Her book, she says, “has been written in defiance of illiberal efforts to suppress sex-based rights feminism and to delegitimise it in favour of an alternative discourse of gender identity and gender — a highly contentious position that has been uncritically adopted by many human rights and feminist organisations, as well as groups that advocate solely for trans rights”.
She has put this social earthquake in context, telling the story of the 231 years since Mary Wollstonecraft kicked off feminism with A Vindication of the Rights of Woman, which argued for women to be accepted as rational beings and released from their gilded perches through education and the elimination of discriminatory legislation and male domination.
After her came the fighters for social justice such as the penal reformer Elizabeth Fry; the campaigners for married women’s parental and property rights such as Caroline Norton; the educationalists who gradually opened doors in medical schools and universities such as Barbara Bodichon; and social reformers such as Josephine Butler, who went public to protect prostitutes from exploitation in the sex trade.
There were triumphs, such as the Married Women’s Property Acts in the 1870s and 1880s, and finally enfranchisement, after 60 years of struggle during which the suffragists, led by Millicent Fawcett, formed alliances with trade unionists and did the patient work of persuasion — though it was their violent and often counterproductive wing, the suffragettes, who seized the headlines.

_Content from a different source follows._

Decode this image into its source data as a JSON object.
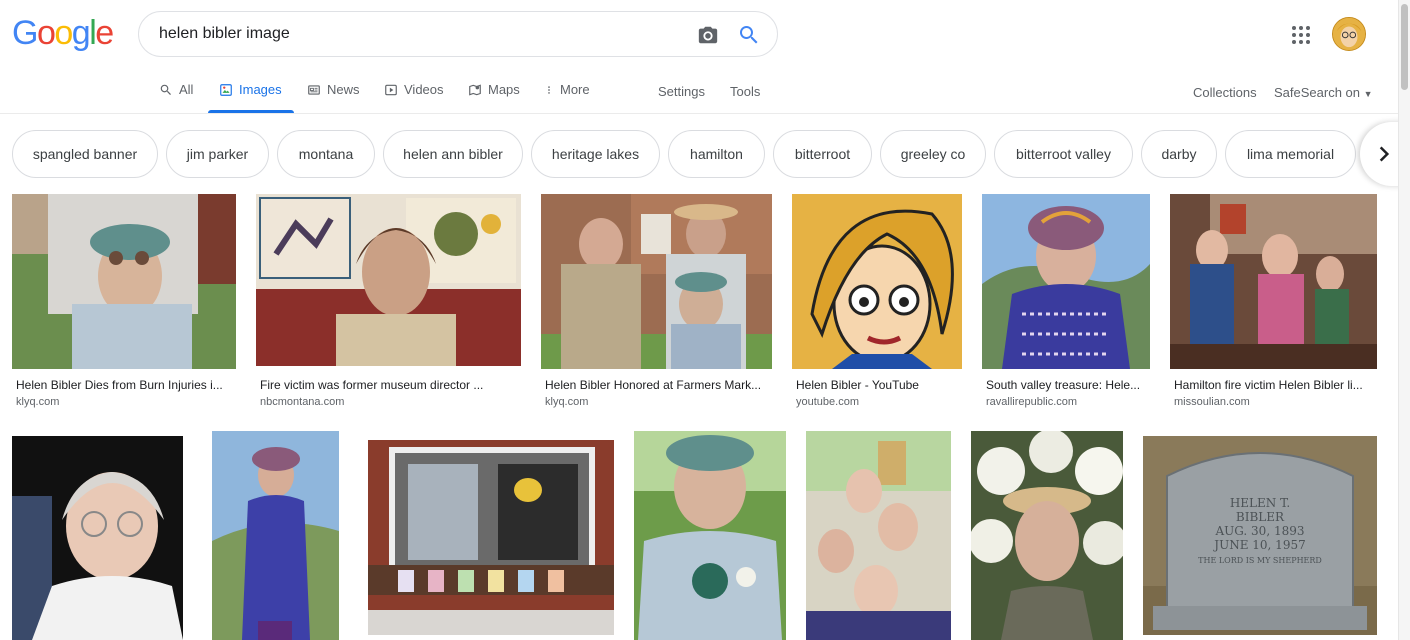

It was the First World War, and the respect for women’s contribution to it, that made the vote inevitable. But there were many disagreements about, for instance, class-based and sex-based rights; quarrelsome feminism was turning women off. Despite the major contribution of women in World War II, paternalism and occupational segregation returned — until the American women’s movement crossed the Atlantic in the late 1960s and with it came women’s groups, consciousness raising, the angry radical women’s liberation movement, and misandry.
Margaret Thatcher did not think herself a feminist, but she was a role model for millions of women all over the world while being sneered at by left-wingers such as Glenda Jackson, who in 2013 had an interesting twist on gender-bending: “The first prime minister of female gender, OK. But a woman? Not on my terms.”
My father and husband were feminists and some of my most encouraging mentors were men. I thought the battle was won by the 1980s, often found the women’s libbers and what was called the second wave of feminism absurd, and opted out.
Now here I am, a septuagenarian, and once more a signed-up feminist. I’m terrified by the damage being done to women and children by dangerous rubbish promulgated by gender activists and women-haters and implemented by fools.
Like Rustin, I believe that sex is biological, that for their safety single-sex spaces for women should be maintained, that children should not be medicalised via hormones and surgery, and that trans people should be treated with respect and dignity — though I’m clear they should not be kowtowed to.
Rustin is optimistic: “I am certain there is an accommodation to be found between feminists (and gay men and lesbian women) who want their sex-based rights to be upheld, and transgender people, who want their gender identities to be respected.” Yet how this is to be achieved, the book cannot tell us.
“The previous pages revealed the colossal efforts that have been required to win new rights and protections for girls and women, at every stage, and the fierce resistance that campaigners have had to overcome.” While Rustin cannot point the way forward, the story of all these dogged, brave, inspirational role models provides the right start.